経営の健全性・効率性について
①接続件数、料金収入の増加により収益的収支比率が昨年度より増加し、H29年度から100%以上となっている。しかし、現在10年概成(令和8年度末)に向けて工事を進めており、今後さらなる工事費の増加が見込まれるため、経営改善の向上に取り組む必要がある。④当町の料金水準は高めであり、企業債残高は平均と比べて低い値で推移している。H29度から減少傾向だが、令和3年度末に新中野・明野地区が公共下水道編入予定のため管渠接続工事費、及び改修工事費で企業債の増加が見込まれる。⑤使用料による回収で賄えている状況であるが、今後も接続率を上げるなどさらなる改善点の取り組みをしていく必要がある。⑥汚水処理原価は、平成29年度から増加傾向にあることから、接続率向上による有収水量の増加を目標としたい。⑦邑楽町は流域関連の公共下水道となるため、処理場を保有していない。そのため、当該値がなしになっている。⑧水洗化率は、前年度と比較し若干の増加となっており、2年続けて水洗化率が減少するという事態は回避できた。しかし、類似団体よりも低い値であることに変わりはないため、管渠に対しての費用対効果を上げるためにも水洗化率向上の取組む必要がある。
老朽化の状況について
当町の公共下水道は平成5年度に着手し、平成12年度に供用開始となっており、事業開始からの年数が浅いため、管渠の老朽化に伴う更新等は実施していなかった。しかし、令和3年度末にコミュニティプラントで処理を行っていた新中野・明野地区を公共下水道へ編入する。新中野地区は昭和47年から、明野地区は昭和62年からそれぞれコミュニティプラントで処理を行っており、新中野地区に関しては管渠の劣化が進んでいる箇所も見られる。そのため、今後はストックマネジメント計画の策定や計画的なTVカメラ調査等を実施し、管渠の更新・改築等へ向けた対策を考えていく必要がある。
全体総括
現状の経営分析においては比較的健全であると思われるが、事業の効率については改善すべき点がみられる。今後人口減少による使用料の減少や施設の老朽化を見据えると、経費回収率を上げ、収支バランスの取れた維持管理対策をとる必要がある。
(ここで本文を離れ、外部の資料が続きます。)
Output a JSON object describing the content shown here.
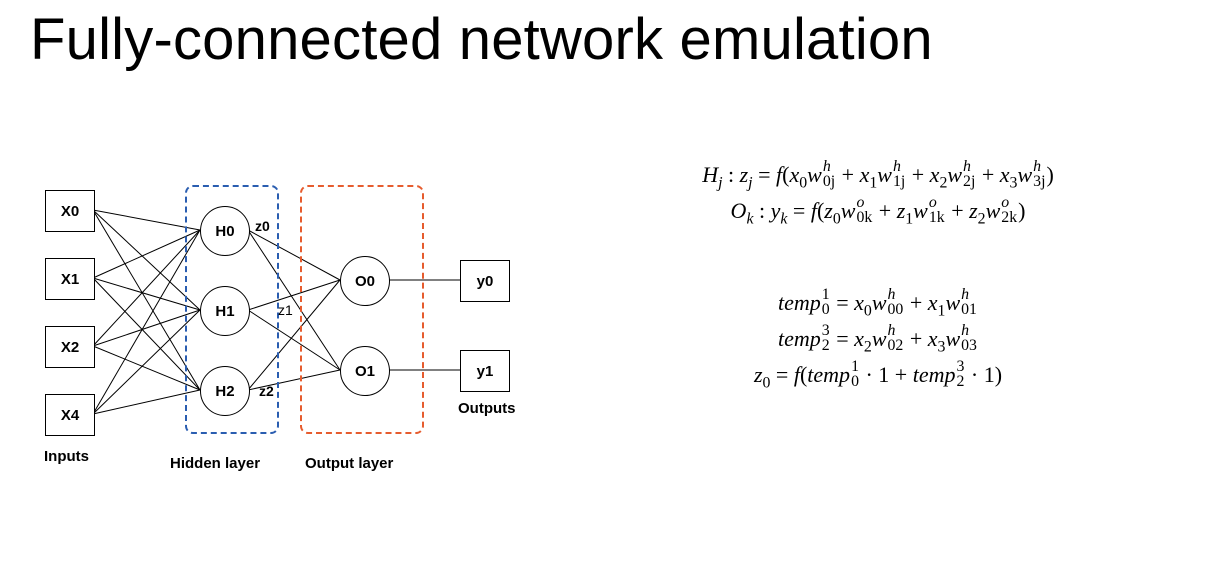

このためには水洗化率、接続率の向上が必要だと思われる。広域化共同化に伴いコミュニティプラントから公共下水道へ編入する地区もあり、そういった地区の改修工事が必要となってくるため、ストックマネジメント計画の策定や調査等を行っていく予定である。今後は接続率、水洗化率向上の対策を行い、令和6年度に予定している公営企業会計移行によるメリットを活用して収支比率及び経費回収率の向上を図りながら、老朽化対策や維持管理対策の経営バランスをとる必要がある。